Is he kind? she asked me.
I think he may be, I said. I knew he’d be angry, but I was sure my little rose would bring me luck with him again.
Each day Euphrosyne read the newspapers from Paris for some report of the death of the man she’d attacked, but after the first few days, when we saw no sign of the crime, we relaxed into the idea that he was alive and would be satisfied if she apologized. We decided we would act as if we were on a holiday. I’d need my job once I returned, but, for now, I was still inside the dream born once I’d pulled that knife.
I was unaccustomed to this kind of bathing. It amused me. Little tents covered the beach and from the distance resembled a parade of giant gowns. I imagined enormous women climbing down from them, as if from fantastic machines. The beachgoers made their camps underneath them.
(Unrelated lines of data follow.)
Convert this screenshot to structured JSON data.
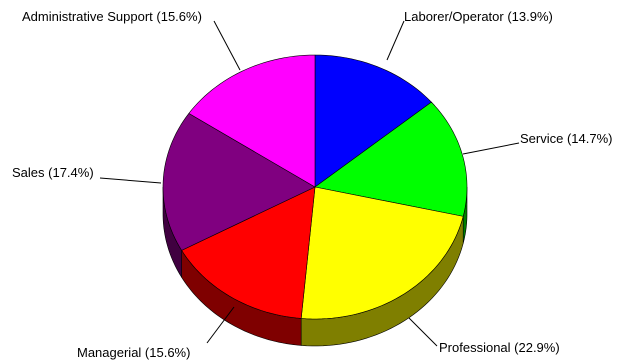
{
  "chart_data": {
    "type": "pie",
    "title": "",
    "style": "3d",
    "slices": [
      {
        "label": "Laborer/Operator",
        "value": 13.9,
        "display": "Laborer/Operator (13.9%)",
        "color": "#0000FF",
        "side_color": "#00007F"
      },
      {
        "label": "Service",
        "value": 14.7,
        "display": "Service (14.7%)",
        "color": "#00FF00",
        "side_color": "#007F00"
      },
      {
        "label": "Professional",
        "value": 22.9,
        "display": "Professional (22.9%)",
        "color": "#FFFF00",
        "side_color": "#7F7F00"
      },
      {
        "label": "Managerial",
        "value": 15.6,
        "display": "Managerial (15.6%)",
        "color": "#FF0000",
        "side_color": "#7F0000"
      },
      {
        "label": "Sales",
        "value": 17.4,
        "display": "Sales (17.4%)",
        "color": "#800080",
        "side_color": "#400040"
      },
      {
        "label": "Administrative Support",
        "value": 15.6,
        "display": "Administrative Support (15.6%)",
        "color": "#FF00FF",
        "side_color": "#7F007F"
      }
    ]
  }
}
The other apartments here were full of stylish women looking sadly out at the ocean from their windows, the cafés, the boardwalk, anxiously asking after letters. At first we laughed to find so many women here, and then we did not laugh. It seemed many had been promised money or a visit, and sometimes the man or the money came. More often, it seemed, this was where a man sent a mistress when he needed her to be away from Paris and away from the attention of others. A town for the end of an affair.